I am left at a loss usually when this happens. I cannot begin to think about how they can help. I am at a loss. I am still processing what went wrong in the first place. My prepared response is always. “I don’t know right now. Can I get back to you?”

If I get 2 or 3 people asking me back to back, like today. I just… I don’t know. I can’t even think yet..

I know then mean well. At least one does. I may have misread the other’s face. To me their face was saying “Why can’t you do this on your own?” Again, I may be misreading.


I have now taken an hour. let me start again.

Too many things.

When communication isn’t clear, I don’t just feel confused—I start blaming myself. Doubting myself. Spinning. Many autistic people prefer written communication—and I can see why. Emails can be great, because people take time to think about what they are writing. They look back over an email and edit for clarity. Instant Messaging can be terrifying and I still dislike it.
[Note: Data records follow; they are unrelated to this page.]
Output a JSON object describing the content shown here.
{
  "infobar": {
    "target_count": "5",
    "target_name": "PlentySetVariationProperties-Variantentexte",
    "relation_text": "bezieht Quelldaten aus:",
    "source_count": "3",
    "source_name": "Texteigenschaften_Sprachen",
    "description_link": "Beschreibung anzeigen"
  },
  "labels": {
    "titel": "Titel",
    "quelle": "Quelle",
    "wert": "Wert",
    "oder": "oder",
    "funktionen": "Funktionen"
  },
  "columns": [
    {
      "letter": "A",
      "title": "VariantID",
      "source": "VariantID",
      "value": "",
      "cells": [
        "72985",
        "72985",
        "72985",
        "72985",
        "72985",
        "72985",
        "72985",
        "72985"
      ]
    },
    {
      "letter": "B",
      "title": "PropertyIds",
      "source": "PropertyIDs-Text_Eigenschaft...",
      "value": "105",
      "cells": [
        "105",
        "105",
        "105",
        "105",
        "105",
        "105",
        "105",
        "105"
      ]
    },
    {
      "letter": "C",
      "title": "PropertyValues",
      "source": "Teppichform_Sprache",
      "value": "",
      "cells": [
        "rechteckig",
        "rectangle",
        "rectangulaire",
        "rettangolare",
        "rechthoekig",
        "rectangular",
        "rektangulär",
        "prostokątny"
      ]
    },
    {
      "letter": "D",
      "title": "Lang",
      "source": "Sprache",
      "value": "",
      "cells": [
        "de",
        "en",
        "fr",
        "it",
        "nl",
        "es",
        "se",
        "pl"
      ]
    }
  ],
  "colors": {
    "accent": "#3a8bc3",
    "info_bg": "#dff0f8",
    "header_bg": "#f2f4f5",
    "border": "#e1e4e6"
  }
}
People text brief messages that are often misunderstood, and there is no review before sending them. Last night after work, I got a string of messages from my administrators. No context. No details. Just enough to make me feel like I’d done something horribly wrong.

I spent the whole night replaying the day—trying to figure out where I’d overstepped. I knew what I’d done, but not why it might be a problem.

In the morning, more messages: “Let’s meet.” No explanation.

I asked for clarification. Nothing.

You know how deer freeze in the headlights of an oncoming car? They aren’t being reckless—they’re overwhelmed. Their brains stall, trying to process what’s coming at them. That’s how I felt. Stuck. Not knowing what to think, say, or do.

The meeting was more positive than I had anticipated. But up to that point I was terrified. The team asked how they could help—but the truth is, as I’m still processing, I have no idea what I need. That is something that needs to be planned. If you show up and ask me what I need help with in that moment, I’ll freeze up.

I have students who freeze up like I do, and I’m not always perfect at giving them the time they need. I also have students who try to take advantage of that lag, which helps no one. I want to give them the space I sometimes don’t know how to ask for myself. But like me, they don’t always know what they need in the moment. And like me, they’re still learning. We’re not being difficult—we’re just trying to keep up with a game that moves faster than we can think.